While talking to a friend the other day, the discussion turned to immigration in Europe. He was against supporting refugees because he had read an article about a refugee family in Germany that had gained legal entry and promptly set about gaming the social welfare system. This family of immigrants was sitting in their apartment making more money than hard working Germans, he said the article he had read stated.
Now, I don’t know where he read this article. I never did find it. But even if there is an article about a family of refugees doing this, I suspect it’s an anomaly. And, indeed, when looking at statistics, most refugees do not receive greater income support from the countries they end up in than regular citizens of those countries.
Yet, my friend’s entire belief of immigration was based on this anecdote, truthful or not. Which is putting a lot on, well, anecdotal evidence. It’s called anecdotal evidence for a reason. Anecdotal evidence may not be accurate but it tends to stick with us better than evidence-based statistics because it’s an anecdote. At the end of the day, it’s a story.
And we love stories.
Our brains are rigged to understand, remember, empathise with stories. There’s actual science to support this. Studies have shown that when we are presented with pure facts and nothing else, only the language processing portion of our brains is activated. Meaning, we are just decoding the meaning of what we’re reading. But when we are told a story, not only does the language processing part of the brain light up but so does the part of our brains we would use if we were experiencing the event.
We relate easier to stories.
We’ve evolved this way. It makes sense. One researcher said “personal stories and gossip make up 65% of our personal conversations”, and wow, for shallow conversations, but this is how we communicate. How we learned to communicate and how we continue to communicate.
So when climate change researchers tell us that the average temperature of the Earth’s surface has risen 0.9°C since the 19th century, and that the loss of ice sheets in Antarctica has tripled in the last 10 years, and that glaciers are retreating everywhere in the world … but then someone laments about the cold snap in North America right now, and that they sneezed into the cold wind and the mucous in their nostrils froze so maybe global warming isn’t really doing very much – we’re more likely to remember the nostrils-freezing story and the point behind that.
Very unfortunately for facts, which don’t usually get packaged into a nice narrative that we can get behind, our world is governed by stories that get passed along because they’re easily memorized and hit an emotional chord with us.
Vaccines can cause autism.
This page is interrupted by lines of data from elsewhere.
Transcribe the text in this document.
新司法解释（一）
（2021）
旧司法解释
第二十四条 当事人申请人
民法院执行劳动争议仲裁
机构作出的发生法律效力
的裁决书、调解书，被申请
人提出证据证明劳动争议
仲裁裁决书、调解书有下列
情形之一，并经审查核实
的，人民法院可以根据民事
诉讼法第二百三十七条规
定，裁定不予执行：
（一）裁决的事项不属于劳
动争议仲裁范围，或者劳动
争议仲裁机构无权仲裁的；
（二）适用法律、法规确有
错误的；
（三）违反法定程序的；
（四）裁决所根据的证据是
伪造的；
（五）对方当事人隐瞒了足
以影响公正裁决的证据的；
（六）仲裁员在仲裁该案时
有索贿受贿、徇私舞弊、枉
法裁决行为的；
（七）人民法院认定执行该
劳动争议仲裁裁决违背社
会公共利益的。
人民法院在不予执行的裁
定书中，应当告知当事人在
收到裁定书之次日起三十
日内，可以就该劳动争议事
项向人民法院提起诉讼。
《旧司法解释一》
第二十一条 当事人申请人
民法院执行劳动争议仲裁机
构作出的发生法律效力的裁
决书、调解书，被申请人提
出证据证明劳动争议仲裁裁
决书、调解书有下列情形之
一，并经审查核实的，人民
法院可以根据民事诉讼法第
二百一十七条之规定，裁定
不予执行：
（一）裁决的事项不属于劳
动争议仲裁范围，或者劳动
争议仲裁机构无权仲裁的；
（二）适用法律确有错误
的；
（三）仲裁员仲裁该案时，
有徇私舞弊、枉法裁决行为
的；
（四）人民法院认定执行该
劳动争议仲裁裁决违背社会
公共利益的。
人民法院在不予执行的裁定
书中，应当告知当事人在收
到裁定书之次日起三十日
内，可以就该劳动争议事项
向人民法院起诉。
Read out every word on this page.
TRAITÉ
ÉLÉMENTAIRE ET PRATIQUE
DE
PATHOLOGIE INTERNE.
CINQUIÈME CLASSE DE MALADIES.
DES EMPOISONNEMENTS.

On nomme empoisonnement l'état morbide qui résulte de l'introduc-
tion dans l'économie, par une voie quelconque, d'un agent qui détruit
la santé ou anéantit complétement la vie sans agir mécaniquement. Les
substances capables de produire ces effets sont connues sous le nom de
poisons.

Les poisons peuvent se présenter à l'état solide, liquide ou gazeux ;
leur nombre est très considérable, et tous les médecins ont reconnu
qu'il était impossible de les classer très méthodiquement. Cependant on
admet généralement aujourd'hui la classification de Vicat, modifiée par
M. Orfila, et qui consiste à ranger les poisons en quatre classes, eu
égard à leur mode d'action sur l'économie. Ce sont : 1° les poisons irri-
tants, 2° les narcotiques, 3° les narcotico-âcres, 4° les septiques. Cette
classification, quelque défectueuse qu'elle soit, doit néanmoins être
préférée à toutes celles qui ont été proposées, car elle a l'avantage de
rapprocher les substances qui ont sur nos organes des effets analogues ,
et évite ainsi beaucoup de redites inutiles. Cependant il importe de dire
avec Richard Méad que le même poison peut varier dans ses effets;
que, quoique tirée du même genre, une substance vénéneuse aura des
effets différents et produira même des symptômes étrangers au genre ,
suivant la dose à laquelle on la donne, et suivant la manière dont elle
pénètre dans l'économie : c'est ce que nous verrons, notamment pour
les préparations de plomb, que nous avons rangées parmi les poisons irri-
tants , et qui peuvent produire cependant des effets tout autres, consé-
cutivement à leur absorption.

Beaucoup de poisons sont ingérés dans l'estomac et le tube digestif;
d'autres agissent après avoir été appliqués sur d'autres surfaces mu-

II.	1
And Jenny McCarthy was so persuasive in telling us that vaccines can cause autism with her “Think of autism like a fart and vaccines are the finger you pull to make it happen” quotes.
Yeah, vaccines are not like that at all.
But McCarthy was so persuasive – ’cause let’s face it, her finger-pulling analogy is pretty memorable even if it’s so tremendously wrong – that she helped spearhead the movement in North America against vaccines.
Yes, people were convinced by an ex-MTV VJ that vaccines were bad because the researchers and doctors and science types that had the facts on vaccines were just oh so boring. That’s a pretty sad reality.
Flash forward about two decades and McCarthy is trying to take back what she said, and a measles outbreak in Washington State has raised concerns over the anti-vaxxer movement because parents not getting their kids vaccinated was leading to epidemics that could easily have been avoided.
If only there was some sort of … I don’t know … vaccine the kids could have taken.
Oh yeah, there was. But vaccines are the finger you pull to make – ugh, it’s so stupid, I can’t even repeat it.
The point is, anecdotes and stories are great. And we attach ourselves to them but before you get persuaded by a story, think critically about it, check the facts – the Internet exists and is easily accessible – before going out and telling a hundred people a ridiculous analogy that leads to people actually getting hurt 20 years later.
Jenny McCarthy isn’t responsible for the anti-vaxxer movement, no one person is responsible for spreading an inaccurate anecdote, but we are all responsible when we pass it on without knowing the facts.